In addition, Woodward is providing certain non-U.S. GAAP financial measures. We direct your attention to the reconciliations of non-U.S. GAAP financial measures, which are included in today's slide presentation and our earnings release and related schedules. We believe this additional information -- financial information will help in understanding our results.
Now turning to our results for the first quarter. Net sales for the first quarter of fiscal 2021 were $538 million compared to $720 million for the prior year quarter, a decrease of 25%. Net earnings and adjusted net earnings for the first quarter of 2021 were both $42 million or $0.64 per share. For the first quarter of fiscal 2020, net earnings were $53 million or $0.83 per share, and adjusted net earnings were $71 million or $1.10 per share.

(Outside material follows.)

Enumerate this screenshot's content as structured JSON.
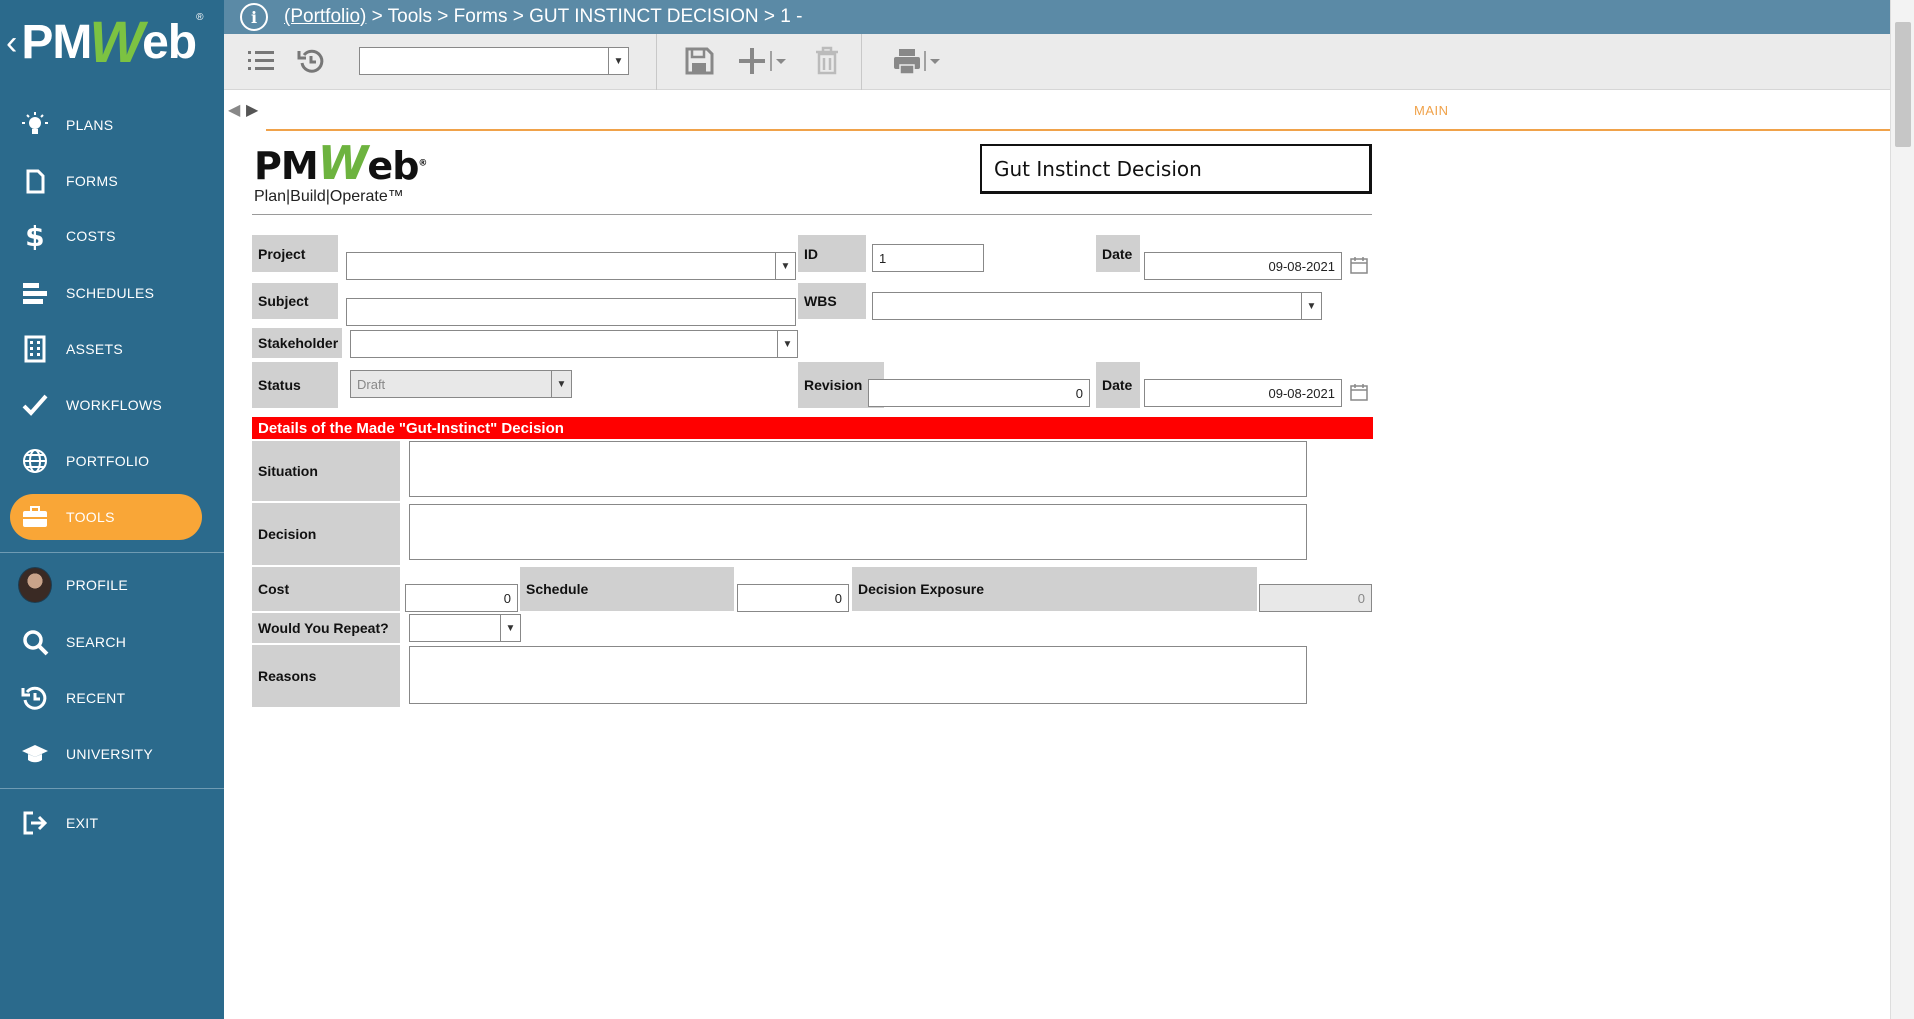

Net cash provided by operating activities for the first quarter of 2021 was $147 million compared to $27 million for the prior year quarter. For the first quarter of 2021, free cash flow and adjusted free cash flow were both $139 million. For the first quarter of 2020, free cash flow was $10 million and adjusted free cash flow was $29 million.
Now I will turn the call over to Tom to comment further on our results, strategies and markets.
Thank you, Don, and good afternoon, everyone. The negative impact of COVID-19 continues to weigh heavily on the world's economy with resurgences and new viral variants contributing to significant uncertainty.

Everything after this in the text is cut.